En France, c'est par Michel Coste, sculpteur et chercheur spécialiste entre autres des symboles politiques (dont le timbre-poste), que l'autre moitié de la monarchie bicéphale apparaît. Dans L'Écho de la timbrologie, après une réflexion sur le renouvellement de l'image du timbre-poste grâce à la numérisation, il présente les grandes lignes du Panorama des timbres-poste de Hongrie, travail de recherche découlant du Panorama des timbres-poste de France visible au musée de La Poste à Paris. Dans Timbres magazine, le même Coste développe l'évolution des timbres d'usage courant de Hongrie, à partir de ce même panorama, avec quelques évocations des autres pays européens de l'ancien bloc communiste.

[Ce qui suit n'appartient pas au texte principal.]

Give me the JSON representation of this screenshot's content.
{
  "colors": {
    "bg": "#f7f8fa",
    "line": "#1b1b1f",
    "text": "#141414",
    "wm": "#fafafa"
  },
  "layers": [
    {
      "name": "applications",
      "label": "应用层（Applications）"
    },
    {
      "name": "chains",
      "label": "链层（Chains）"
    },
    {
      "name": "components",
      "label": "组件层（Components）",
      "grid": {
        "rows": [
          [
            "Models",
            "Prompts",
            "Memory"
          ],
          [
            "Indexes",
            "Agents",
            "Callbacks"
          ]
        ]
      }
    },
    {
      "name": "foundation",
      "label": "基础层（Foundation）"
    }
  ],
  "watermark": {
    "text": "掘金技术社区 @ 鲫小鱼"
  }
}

Bonnes lectures et longues réflexions.

jeudi 14 février 2008

Yves Beaujard sur TV Timbres

Un entretien du graveur Yves Beaujard par Gauthier Toulemonde est visible sur TV Timbres depuis aujourd'hui.

Pendant le premier tiers, il est question d'une œuvre récente qui va bénéficier d'un très fort tirage. J'y ai donc regardé le décor pour voir à quoi ressemble l'atelier d'un artiste.

La deuxième partie m'a plus intéressée puisqu'elle est le récit de sa carrière par Beaujard : ses premiers essais pour des timbres du Vietnam, son expatriation aux États-Unis où il apprend la gravure des paysages et des portraits pour les billets de banque et les assiettes (ces dernières, aux effigies des présidents), son retour en France pour devenir illustrateur (dont Alex le chat, bande dessinée publiée dans Le Journal de Mickey), et enfin le retour au timbre à la fin des années 1990.

La dernière partie aborde les buts de l'association Art du timbre gravé, dont Beaujard est vice-président et où se lit une courte biographie.